Devourer of books with a preference for fiction. Quite good at competitive reading. Happily hoards books of all kinds. Gets stabby going too long without reading.
Disclaimer! This was granted to me by Open Road Integrated Media through NetGalley in return for a fair and unbiased review.
Aerin is the lonely, ostracised daughter of the ruler of Damar. She has pale skin and fiery red hair amongst a people who are bronzed with dark hair. She cannot even remember who first told her the story, but she has known for as long as she can remember that her mother was a commoner witch-woman who came from the North, who ensorcelled the king into marrying her, swearing she would bear him an heir. When she bore a daughter, she died of despair. While most of the common folk and the servants love her for her gentle, generous and unspoiled manner and the fact that she has taken upon herself to rid the countryside of the small, yet fierce dragons who threaten livestock and snatch the occasional baby to eat. The higher born, especially most of her royal cousins are deeply scornful of her, calling her names, mocking her and never letting her forget her half-blood status.
The one exception is Tor, the heir to the throne, one of her cousins. Since she was young, he has been kind to her, and he has taught her to ride, to use a sword and other soldierly arts. As she comes of age, it becomes very obvious to everyone in Damar that Tor is in love with the witch-woman's daughter. That she has managed to combine herbs to make a fire-proof ointment to help her hunt dragons or successfully trained the king's old, injured war horse back to health is turned into sinister and negative things rather than admirable and impressive ones.
There is more discord spreading in Damar, and the common belief is that all the problems would be solved if the ancient crown, lost some generations ago, was found. Even after Aerin is nearly killed, becoming severely damaged when single-handedly killing Maur, one of the enormous, ancient dragons, the popular opinion of the court is against her. While recovering, she has dreams about a mysterious man, who claims she needs to find him, so he can aid her further in saving Damar, and when she's at her absolute lowest, convinced everyone will be better off without her, she goes off to find him. Can Luthe, this stranger from her dreams, heal her and train her into facing her greatest fears? If she fails, it means the destruction of Damar and all the people she loves.
In late September, I started reading Robin McKinley's most recent book, Shadows, which I didn't even make it a third through before I had to abandon it. It was written in some made up teen speak and the characters and story was so unengaging that I just didn't have the patience to finish it. Now, considering the literary quality of some of the books I HAVE managed to read this year, this says a lot. So when I was offered one of her classic works through Netgalley, the prequel to possibly my favourite of her books The Blue Sword, which I will be re-reading as soon as I can dig out my paperback (as it sadly doesn't exist in e-book format yet), it seemed like a very good way of getting the figurative bad taste out of my mouth.

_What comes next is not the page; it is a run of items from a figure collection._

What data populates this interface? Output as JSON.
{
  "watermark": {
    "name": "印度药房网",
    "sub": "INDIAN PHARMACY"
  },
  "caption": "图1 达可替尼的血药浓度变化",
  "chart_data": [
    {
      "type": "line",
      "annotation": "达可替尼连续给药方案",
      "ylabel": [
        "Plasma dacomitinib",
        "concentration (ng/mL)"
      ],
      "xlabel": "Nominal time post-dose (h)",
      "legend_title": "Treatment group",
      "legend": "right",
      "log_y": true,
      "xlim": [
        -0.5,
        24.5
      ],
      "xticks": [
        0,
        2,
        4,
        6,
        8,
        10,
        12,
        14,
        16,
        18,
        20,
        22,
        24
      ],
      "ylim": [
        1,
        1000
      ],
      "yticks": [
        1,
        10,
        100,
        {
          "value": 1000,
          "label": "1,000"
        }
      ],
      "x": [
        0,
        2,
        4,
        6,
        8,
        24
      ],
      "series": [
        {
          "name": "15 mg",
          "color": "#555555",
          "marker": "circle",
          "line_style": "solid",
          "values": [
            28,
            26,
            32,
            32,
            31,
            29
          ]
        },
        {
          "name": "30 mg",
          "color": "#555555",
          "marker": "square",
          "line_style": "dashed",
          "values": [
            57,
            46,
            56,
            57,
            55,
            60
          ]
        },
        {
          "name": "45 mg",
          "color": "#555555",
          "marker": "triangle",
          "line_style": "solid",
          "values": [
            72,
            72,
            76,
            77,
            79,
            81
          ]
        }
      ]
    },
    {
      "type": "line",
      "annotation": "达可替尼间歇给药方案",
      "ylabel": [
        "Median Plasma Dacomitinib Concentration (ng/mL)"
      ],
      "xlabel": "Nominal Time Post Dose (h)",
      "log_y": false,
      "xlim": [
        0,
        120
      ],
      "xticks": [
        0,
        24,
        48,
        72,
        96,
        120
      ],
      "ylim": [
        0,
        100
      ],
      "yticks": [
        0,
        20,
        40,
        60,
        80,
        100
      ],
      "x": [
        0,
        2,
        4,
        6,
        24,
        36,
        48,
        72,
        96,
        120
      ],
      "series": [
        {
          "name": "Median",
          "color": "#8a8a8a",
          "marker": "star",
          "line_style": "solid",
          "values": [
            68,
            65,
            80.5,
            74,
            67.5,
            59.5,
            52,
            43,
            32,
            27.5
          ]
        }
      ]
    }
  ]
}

While Aerin has a pretty sucky childhood, growing up with only the older Tor or her maid as her closest friends, she seems to grow more confident, or at least less self-conscious and bothered about what others think of her and the possible motives of her long dead mother. She's brave, kind and persistent, with a gift for scientific thought that allows her, after years of trial and error, to recreate a long believed to be mythical ointment that is immune to dragon fire. Her patience and perseverance wins her the loyalty of her father's injured and anti-social war horse, who through the training that Aerin slowly coaxes him to do, eventually becomes almost his old self again.
Her father and Tor clearly love her, and it is made clear that many people in rural Damar see her as a hero. Yet Aerin cannot get over the constant digs and misgivings from those around her, and their malicious gossip is also what lets her fall under the spell of the evil dragon Maur, whose powers don't diminish even though he has been killed. Some enterprising people drag his skull back to the capital, and the dragon's malevolence, combined with the horrible burns (her ointment doesn't work against the fire of ancient dragons) and injuries she sustained, nearly kills her.
This is a great book, generally aimed for a middle grade to younger adult audience, I think. Aerin is a wonderful role model for young women. She's an outcast, but works to overcome her many challenges. She rarely masters something on the first try, all Mary Sue like, but practises and trains, using her perseverance and inner strength to succeed. She is loyal and brave, risking her life time and time again at thankless tasks, only to have most of those who should have been her strongest allies undermine her and gossip about her perceived evil intentions. While I didn't love it as much as some other McKinley books, I'm so glad I got a chance to read this, especially after Shadows turned out to be such a disappointment. Turns out that McKinley's early career is a lot more to my taste than her recent literary efforts.